All match times are in ECT (UTC−5), as listed by CONMEBOL.

----

----

----

----

| Pos | Team | Pld | W | D | L | GF | GA | GD | Pts | Qualification |
| 1 | Brazil (C) | 5 | 5 | 0 | 0 | 10 | 0 | +10 | 15 | 2024 FIFA U-20 Women's World Cup |
| 2 | Paraguay | 5 | 2 | 2 | 1 | 7 | 6 | +1 | 8 |
| 3 | Colombia | 5 | 2 | 2 | 1 | 6 | 5 | +1 | 8 |
| 4 | Argentina | 5 | 1 | 2 | 2 | 8 | 7 | +1 | 5 |
| 5 | Venezuela | 5 | 1 | 1 | 3 | 10 | 10 | 0 | 4 |
| 6 | Peru | 5 | 0 | 1 | 4 | 3 | 16 | −13 | 1 |  |

==Qualified teams for FIFA U-20 Women's World Cup==
The following four teams from CONMEBOL qualify for the 2024 FIFA U-20 Women's World Cup alongside hosts Colombia.

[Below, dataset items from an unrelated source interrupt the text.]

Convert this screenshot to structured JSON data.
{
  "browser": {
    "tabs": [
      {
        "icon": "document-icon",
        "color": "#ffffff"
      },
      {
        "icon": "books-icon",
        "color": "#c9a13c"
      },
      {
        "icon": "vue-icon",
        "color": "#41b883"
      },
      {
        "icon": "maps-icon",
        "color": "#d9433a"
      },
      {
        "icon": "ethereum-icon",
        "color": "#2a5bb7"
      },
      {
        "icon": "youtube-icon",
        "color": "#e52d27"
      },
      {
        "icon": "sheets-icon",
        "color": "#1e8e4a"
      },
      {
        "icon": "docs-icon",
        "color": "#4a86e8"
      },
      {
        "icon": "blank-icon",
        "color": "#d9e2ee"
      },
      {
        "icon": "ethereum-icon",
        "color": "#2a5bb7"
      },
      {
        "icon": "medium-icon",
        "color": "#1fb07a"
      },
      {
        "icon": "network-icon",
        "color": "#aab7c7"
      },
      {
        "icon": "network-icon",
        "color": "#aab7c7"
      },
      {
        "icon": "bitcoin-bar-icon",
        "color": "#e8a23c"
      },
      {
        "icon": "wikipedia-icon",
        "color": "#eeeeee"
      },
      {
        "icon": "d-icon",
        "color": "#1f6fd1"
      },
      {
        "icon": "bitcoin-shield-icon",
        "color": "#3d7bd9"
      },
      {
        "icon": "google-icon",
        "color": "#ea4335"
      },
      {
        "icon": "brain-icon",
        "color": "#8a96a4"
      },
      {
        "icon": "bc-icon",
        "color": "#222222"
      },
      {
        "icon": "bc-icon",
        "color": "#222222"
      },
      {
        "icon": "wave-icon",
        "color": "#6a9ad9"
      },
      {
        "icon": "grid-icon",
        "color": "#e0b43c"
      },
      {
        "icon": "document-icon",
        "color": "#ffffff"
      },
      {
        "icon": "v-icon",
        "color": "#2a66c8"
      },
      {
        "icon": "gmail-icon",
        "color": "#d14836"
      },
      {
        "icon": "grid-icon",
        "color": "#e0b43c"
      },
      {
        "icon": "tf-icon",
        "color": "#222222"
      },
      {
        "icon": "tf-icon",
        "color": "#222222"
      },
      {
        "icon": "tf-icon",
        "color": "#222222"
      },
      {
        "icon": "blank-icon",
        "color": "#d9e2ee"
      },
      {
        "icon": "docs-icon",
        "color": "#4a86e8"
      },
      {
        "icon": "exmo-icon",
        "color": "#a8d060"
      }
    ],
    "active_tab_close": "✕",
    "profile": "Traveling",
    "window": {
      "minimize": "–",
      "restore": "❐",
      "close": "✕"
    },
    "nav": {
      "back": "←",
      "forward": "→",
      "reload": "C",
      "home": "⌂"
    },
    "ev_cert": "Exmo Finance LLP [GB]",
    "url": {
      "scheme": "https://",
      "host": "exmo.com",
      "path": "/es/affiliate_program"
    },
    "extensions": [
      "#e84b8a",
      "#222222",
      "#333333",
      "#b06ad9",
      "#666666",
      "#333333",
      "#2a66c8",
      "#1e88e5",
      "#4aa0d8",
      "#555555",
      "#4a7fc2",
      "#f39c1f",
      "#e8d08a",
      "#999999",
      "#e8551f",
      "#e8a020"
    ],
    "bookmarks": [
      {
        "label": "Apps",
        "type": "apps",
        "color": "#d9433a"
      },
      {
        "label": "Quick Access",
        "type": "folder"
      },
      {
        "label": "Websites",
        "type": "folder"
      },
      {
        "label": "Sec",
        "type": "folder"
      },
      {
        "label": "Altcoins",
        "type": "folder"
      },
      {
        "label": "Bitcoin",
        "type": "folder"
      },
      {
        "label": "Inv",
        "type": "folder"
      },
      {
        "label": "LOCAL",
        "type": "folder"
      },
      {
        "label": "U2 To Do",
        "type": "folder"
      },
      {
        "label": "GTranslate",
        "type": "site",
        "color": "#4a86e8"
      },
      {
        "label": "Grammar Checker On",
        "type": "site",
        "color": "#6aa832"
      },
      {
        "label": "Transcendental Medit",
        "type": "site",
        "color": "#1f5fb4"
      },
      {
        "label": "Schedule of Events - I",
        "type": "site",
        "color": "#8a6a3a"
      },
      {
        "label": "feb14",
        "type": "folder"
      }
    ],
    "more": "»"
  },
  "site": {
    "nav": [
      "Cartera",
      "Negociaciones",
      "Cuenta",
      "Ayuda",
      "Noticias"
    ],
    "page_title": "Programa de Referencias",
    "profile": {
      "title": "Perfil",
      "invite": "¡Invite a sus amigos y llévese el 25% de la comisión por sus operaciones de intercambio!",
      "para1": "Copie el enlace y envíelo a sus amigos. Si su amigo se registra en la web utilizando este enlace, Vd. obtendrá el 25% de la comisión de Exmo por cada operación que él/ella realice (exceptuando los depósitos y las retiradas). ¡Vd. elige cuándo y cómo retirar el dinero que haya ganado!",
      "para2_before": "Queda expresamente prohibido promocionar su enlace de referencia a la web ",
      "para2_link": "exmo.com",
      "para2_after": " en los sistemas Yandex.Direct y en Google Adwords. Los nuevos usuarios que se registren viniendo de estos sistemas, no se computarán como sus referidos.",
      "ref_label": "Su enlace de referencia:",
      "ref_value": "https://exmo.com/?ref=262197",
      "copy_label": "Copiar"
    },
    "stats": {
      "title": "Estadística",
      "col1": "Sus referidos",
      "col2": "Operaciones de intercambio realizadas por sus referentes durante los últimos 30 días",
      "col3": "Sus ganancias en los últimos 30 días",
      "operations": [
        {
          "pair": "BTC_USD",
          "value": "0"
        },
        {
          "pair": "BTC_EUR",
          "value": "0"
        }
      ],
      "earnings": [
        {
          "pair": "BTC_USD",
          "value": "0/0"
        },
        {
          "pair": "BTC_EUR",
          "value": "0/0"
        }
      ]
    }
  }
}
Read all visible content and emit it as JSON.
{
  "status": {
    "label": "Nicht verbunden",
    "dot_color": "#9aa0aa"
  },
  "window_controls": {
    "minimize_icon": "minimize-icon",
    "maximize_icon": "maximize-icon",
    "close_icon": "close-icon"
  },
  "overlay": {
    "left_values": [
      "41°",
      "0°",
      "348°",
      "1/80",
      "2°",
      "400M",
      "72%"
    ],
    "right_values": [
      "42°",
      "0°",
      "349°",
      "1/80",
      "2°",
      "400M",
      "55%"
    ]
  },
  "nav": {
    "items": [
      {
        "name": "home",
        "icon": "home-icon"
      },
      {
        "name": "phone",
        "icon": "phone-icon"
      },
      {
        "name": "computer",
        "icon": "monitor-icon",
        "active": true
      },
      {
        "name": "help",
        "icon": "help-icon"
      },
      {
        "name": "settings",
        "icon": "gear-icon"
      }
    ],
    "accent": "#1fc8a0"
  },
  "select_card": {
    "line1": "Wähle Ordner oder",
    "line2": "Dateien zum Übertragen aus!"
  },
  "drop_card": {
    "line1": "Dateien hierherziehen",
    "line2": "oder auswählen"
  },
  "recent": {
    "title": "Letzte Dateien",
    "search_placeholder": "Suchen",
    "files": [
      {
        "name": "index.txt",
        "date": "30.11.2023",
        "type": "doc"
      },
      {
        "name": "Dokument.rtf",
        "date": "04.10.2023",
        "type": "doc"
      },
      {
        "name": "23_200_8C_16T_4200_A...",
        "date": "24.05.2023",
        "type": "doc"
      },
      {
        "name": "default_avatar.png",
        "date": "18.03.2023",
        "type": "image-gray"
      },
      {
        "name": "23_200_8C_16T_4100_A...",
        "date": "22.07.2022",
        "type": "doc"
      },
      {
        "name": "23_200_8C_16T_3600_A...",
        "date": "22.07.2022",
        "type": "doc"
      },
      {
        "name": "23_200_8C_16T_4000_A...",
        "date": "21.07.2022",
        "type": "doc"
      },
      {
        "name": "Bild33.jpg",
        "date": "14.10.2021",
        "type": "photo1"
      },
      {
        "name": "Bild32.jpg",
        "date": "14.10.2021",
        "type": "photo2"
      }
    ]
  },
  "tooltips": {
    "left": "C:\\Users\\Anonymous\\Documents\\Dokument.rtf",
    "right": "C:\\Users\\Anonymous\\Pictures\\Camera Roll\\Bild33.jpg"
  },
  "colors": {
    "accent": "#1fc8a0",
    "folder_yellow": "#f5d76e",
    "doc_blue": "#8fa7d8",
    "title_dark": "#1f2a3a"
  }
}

| Team | Qualified on | Previous appearances in tournament^{1} |
|---|---|---|
| Colombia | 23 June 2023 | 2 (2010, 2022) |
| Brazil | 29 April 2024 | 10 (2002, 2004, 2006, 2008, 2010, 2012, 2014, 2016, 2018, 2022) |
| Paraguay | 2 May 2024 | 2 (2014, 2018) |
| Argentina | 2 May 2024 | 3 (2006, 2008, 2012) |
| Venezuela | 5 May 2024 | 1 (2016) |

^{1} Bold indicates champions for that year. Italic indicates hosts for that year.